4 Summary and conclusions

Four metrics of drought indices, including orPDSI, scPDSI, SPI and SPEI, were used to investigate the characteristics and possible climate change impacts on drought in Shaanxi province based on data from five weather stations over the period of 1951–2012. Our results are summarized as follows:

  1. 1.

    Thor and PM parameterization methods were selected to estimate PET which in turn was used as one of the inputs for orPDSI, scPDSI and SPEI. The results indicated that the annual accumulated PET estimators based on Thor and PM approaches result in different magnitudes, with correlation of 0.8451 (Fig. 2a), while the 12-month SPEI values using the two PET estimators are quite similar, with correlation of 0.9287 (Fig. 2b). Based on the orPDSI, scPDSI, SPI and SPEI, drought and wet conditions during 1951–2012 are identified and compared. The results show that the total number of extreme drought months is less than that of extreme wet months for the period of 1982–2012. Both the total number and the number of extreme/moderate drought months tend to increase from 1951–1981 to 1982–2012 periods. The orPDSI identifies more extreme/moderate drought/wet months than the scPDSI, and the SPEI determines more drought than the SPI at all time scales.
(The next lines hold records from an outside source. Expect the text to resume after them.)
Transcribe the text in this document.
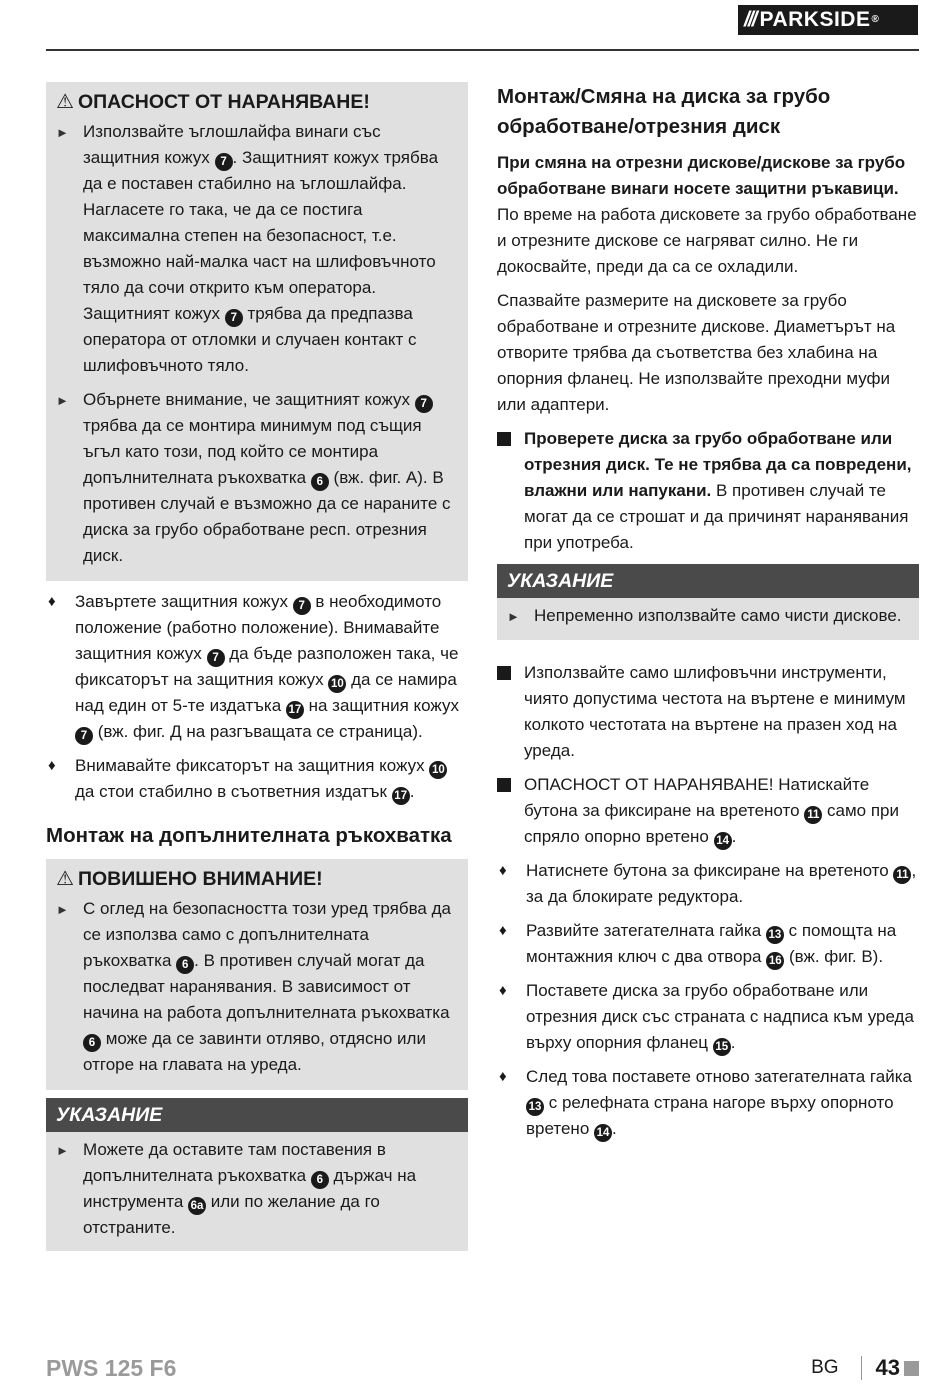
/// PARKSIDE ®
⚠ ОПАСНОСТ ОТ НАРАНЯВАНЕ!
► Използвайте ъглошлайфа винаги със защитния кожух 7 . Защитният кожух трябва да е поставен стабилно на ъглошлайфа. Нагласете го така, че да се постига максимална степен на безопасност, т.е. възможно най-малка част на шлифовъчното тяло да сочи открито към оператора. Защитният кожух 7 трябва да предпазва оператора от отломки и случаен контакт с шлифовъчното тяло.
► Обърнете внимание, че защитният кожух 7 трябва да се монтира минимум под същия ъгъл като този, под който се монтира допълнителната ръкохватка 6 (вж. фиг. A). В противен случай е възможно да се нараните с диска за грубо обработване респ. отрезния диск.
♦	Завъртете защитния кожух 7 в необходимото положение (работно положение). Внимавайте защитния кожух 7 да бъде разположен така, че фиксаторът на защитния кожух 10 да се намира над един от 5-те издатъка 17 на защитния кожух 7 (вж. фиг. Д на разгъващата се страница).
♦	Внимавайте фиксаторът на защитния кожух 10 да стои стабилно в съответния издатък 17 .
Монтаж на допълнителната ръкохватка
⚠ ПОВИШЕНО ВНИМАНИЕ!
► С оглед на безопасността този уред трябва да се използва само с допълнителната ръкохватка 6 . В противен случай могат да последват наранявания. В зависимост от начина на работа допълнителната ръкохватка 6 може да се завинти отляво, отдясно или отгоре на главата на уреда.
УКАЗАНИЕ
► Можете да оставите там поставения в допълнителната ръкохватка 6 държач на инструмента 6a или по желание да го отстраните.
Монтаж/Смяна на диска за грубо обработване/отрезния диск
При смяна на отрезни дискове/дискове за грубо обработване винаги носете защитни ръкавици. По време на работа дисковете за грубо обработване и отрезните дискове се нагряват силно. Не ги докосвайте, преди да са се охладили.
Спазвайте размерите на дисковете за грубо обработване и отрезните дискове. Диаметърът на отворите трябва да съответства без хлабина на опорния фланец. Не използвайте преходни муфи или адаптери.
Проверете диска за грубо обработване или отрезния диск. Те не трябва да са повредени, влажни или напукани. В противен случай те могат да се строшат и да причинят наранявания при употреба.
УКАЗАНИЕ
► Непременно използвайте само чисти дискове.
Използвайте само шлифовъчни инструменти, чиято допустима честота на въртене е минимум колкото честотата на въртене на празен ход на уреда.
ОПАСНОСТ ОТ НАРАНЯВАНЕ! Натискайте бутона за фиксиране на вретеното 11 само при спряло опорно вретено 14 .
♦	Натиснете бутона за фиксиране на вретеното 11 , за да блокирате редуктора.
♦	Развийте затегателната гайка 13 с помощта на монтажния ключ с два отвора 16 (вж. фиг. B).
♦	Поставете диска за грубо обработване или отрезния диск със страната с надписа към уреда върху опорния фланец 15 .
♦	След това поставете отново затегателната гайка 13 с релефната страна нагоре върху опорното вретено 14 .
PWS 125 F6	BG 43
However, SPEI and SPI determine almost the same numbers of extreme drought.

  2. 2.

    The correlation analysis between the scPDSI, 1- to 24-month SPI and SPEI indicates that the scPDSI exhibits similar drought severity with SPI and SPEI at approximate 12-month time scale (Fig. 4a, b), indicating that the scPDSI has an inherent time scale at approximately 12 months, and the correction between scPDSI and SPEI is higher than that between scPDSI and SPI. The correlations between SPEI and SPI are detected relatively high at all time scales (Fig. 4c), which indicate that precipitation is the main explanatory variable of drought severity, while the correlations decrease after approximately 12-months time scale. However, differences exist at different stations, such as Xi’an and Ankang stations (Fig. 5), which are caused by the different hydroclimatic characteristics of the stations. The SPEI does not provide additional information in comparison with the SPI when temperature of the station is relatively stationary, as detected at Ankang station (Table 3; Fig. 4c).

  3. 3.

    The impacts of climate change on drought are investigated based on the hypothetical progressive precipitation decrease (−15 %) and temperature increase (2 °C) according to the hydroclimatic trends for the period of 1951–2012. The results at Xi’an station indicate that the drought severity increases with the hypothetical progressive precipitation decrease (−15 %) for all the drought indices (Fig. 6b), especially for the SPI and SPEI. However, the SPI has relatively stable evolution and less difference in drought magnitude. The drought severity increases because of the hypothetical progressive increasing temperature (2 °C) are mainly detected at the end of the century and early twenty-first century (Fig. 7b).